Azerbaijan’s new social media rules build ‘control infrastructure’, expert warns

A sweeping new law in Azerbaijan regulating social media platforms is a step towards establishing a permanent, institutionalised system of state control over digital expression, a leading media expert has warned.

Under the legislation passed by the Milli Majlis (parliament), social media companies must verify that users are over 16, establish local representation in the country, and respond to government inquiries within five working days.

Platforms that fail to comply face heavy fines, advertising bans, and a phased reduction of internet bandwidth—a tactic known as traffic throttling.

The law also expands the grounds for temporarily blocking websites without a court order, covering online defamation, privacy violations, and “disinformation” deemed a threat to public safety.

Azerbaijan’s government has defended the measures, arguing they are designed to protect children from online risks and safeguard national information security.

However, critics argue the changes are the latest step in a years-long clampdown on independent media and free speech.

“What we are seeing is not episodic censorship, but the construction of a permanent, institutionalised control infrastructure,” said Arzu Geybulla, an Azerbaijani journalist and regional media analyst.

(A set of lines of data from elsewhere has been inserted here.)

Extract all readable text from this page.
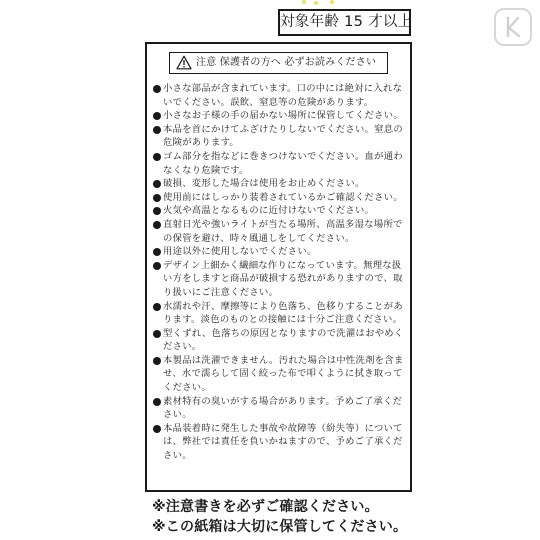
対象年齢 15 才以上
注意 保護者の方へ 必ずお読みください
小さな部品が含まれています。口の中には絶対に入れないでください。誤飲、窒息等の危険があります。
小さなお子様の手の届かない場所に保管してください。
本品を首にかけてふざけたりしないでください。窒息の危険があります。
ゴム部分を指などに巻きつけないでください。血が通わなくなり危険です。
破損、変形した場合は使用をお止めください。
使用前にはしっかり装着されているかご確認ください。
火気や高温となるものに近付けないでください。
直射日光や強いライトが当たる場所、高温多湿な場所での保管を避け、時々風通しをしてください。
用途以外に使用しないでください。
デザイン上細かく繊細な作りになっています。無理な扱い方をしますと商品が破損する恐れがありますので、取り扱いにご注意ください。
水濡れや汗、摩擦等により色落ち、色移りすることがあります。淡色のものとの接触には十分ご注意ください。
型くずれ、色落ちの原因となりますので洗濯はおやめください。
本製品は洗濯できません。汚れた場合は中性洗剤を含ませ、水で濡らして固く絞った布で叩くように拭き取ってください。
素材特有の臭いがする場合があります。予めご了承ください。
本品装着時に発生した事故や故障等（紛失等）については、弊社では責任を負いかねますので、予めご了承ください。
※注意書きを必ずご確認ください。
※この紙箱は大切に保管してください。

Geybulla noted that while the government points to similar legislation in democratic countries like Australia and France, the institutional context in Azerbaijan is vastly different.

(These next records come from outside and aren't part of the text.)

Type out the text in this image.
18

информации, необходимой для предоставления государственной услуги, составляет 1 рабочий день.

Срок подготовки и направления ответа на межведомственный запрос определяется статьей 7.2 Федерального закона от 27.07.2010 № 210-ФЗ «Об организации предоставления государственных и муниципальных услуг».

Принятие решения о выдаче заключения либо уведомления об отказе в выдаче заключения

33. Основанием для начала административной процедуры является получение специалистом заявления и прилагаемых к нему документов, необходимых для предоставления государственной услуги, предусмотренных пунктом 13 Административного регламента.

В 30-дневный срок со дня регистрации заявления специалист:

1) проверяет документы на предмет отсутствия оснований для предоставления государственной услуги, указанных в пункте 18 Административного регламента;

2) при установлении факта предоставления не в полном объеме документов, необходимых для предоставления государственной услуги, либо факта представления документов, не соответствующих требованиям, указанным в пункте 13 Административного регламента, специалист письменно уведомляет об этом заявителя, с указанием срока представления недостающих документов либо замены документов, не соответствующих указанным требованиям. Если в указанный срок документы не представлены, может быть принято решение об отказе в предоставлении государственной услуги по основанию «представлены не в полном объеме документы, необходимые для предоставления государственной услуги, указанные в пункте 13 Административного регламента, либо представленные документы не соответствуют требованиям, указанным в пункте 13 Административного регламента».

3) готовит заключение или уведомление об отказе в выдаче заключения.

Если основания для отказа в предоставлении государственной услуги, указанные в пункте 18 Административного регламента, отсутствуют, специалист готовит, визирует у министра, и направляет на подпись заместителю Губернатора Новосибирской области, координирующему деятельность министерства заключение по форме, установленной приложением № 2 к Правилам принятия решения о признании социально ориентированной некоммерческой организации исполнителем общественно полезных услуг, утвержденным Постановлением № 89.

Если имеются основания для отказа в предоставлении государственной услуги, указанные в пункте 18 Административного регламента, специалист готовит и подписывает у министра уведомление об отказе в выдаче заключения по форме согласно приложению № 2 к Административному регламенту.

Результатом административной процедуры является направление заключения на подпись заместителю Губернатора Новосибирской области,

“In the European Union, platform obligations are backed by independent regulators, judicial oversight, and user protection mechanisms,” she said. “In Azerbaijan, enforcement is handed entirely to executive bodies.”

She highlighted the newly created National Cyber Security Agency, which reports directly to the president, as an example of centralised digital surveillance.

The requirement for international platforms to establish physical offices in Baku is particularly concerning, Geybulla argued, describing it as a “hostage mechanism”.

“When a platform has an office, staff, and assets within a country, the government gains leverage it never had over a foreign-based company,” she said, citing similar laws passed in Turkey in 2020 and Russia in 2021.

She warned that local employees could face legal liability, leaving companies more likely to comply with censorship demands rather than challenge them.

The legislation follows a series of restrictive media measures in Azerbaijan.

In 2017, amendments allowed the blocking of independent websites, including Radio Free Europe/Radio Liberty (RFE/RL) and Meydan TV. This was followed by a restrictive Media Law in 2022 and a wave of arrests targeting independent journalists since late 2023.

Geybulla outlined three potential scenarios for global platforms like Meta, Google, and TikTok under the new rules.

Tech companies could comply and face state pressure, refuse and suffer crippling traffic throttling, or pull out of the Azerbaijani market entirely.

“Azerbaijan is a very small market for these companies,” Geybulla said. “The cost of compliance might simply outweigh the market value, leading some to exit.”

In the long term, Geybulla warned the law would create a “chilling effect”, forcing users into self-censorship as the connection of social media accounts to phone numbers and bank cards erodes online anonymity.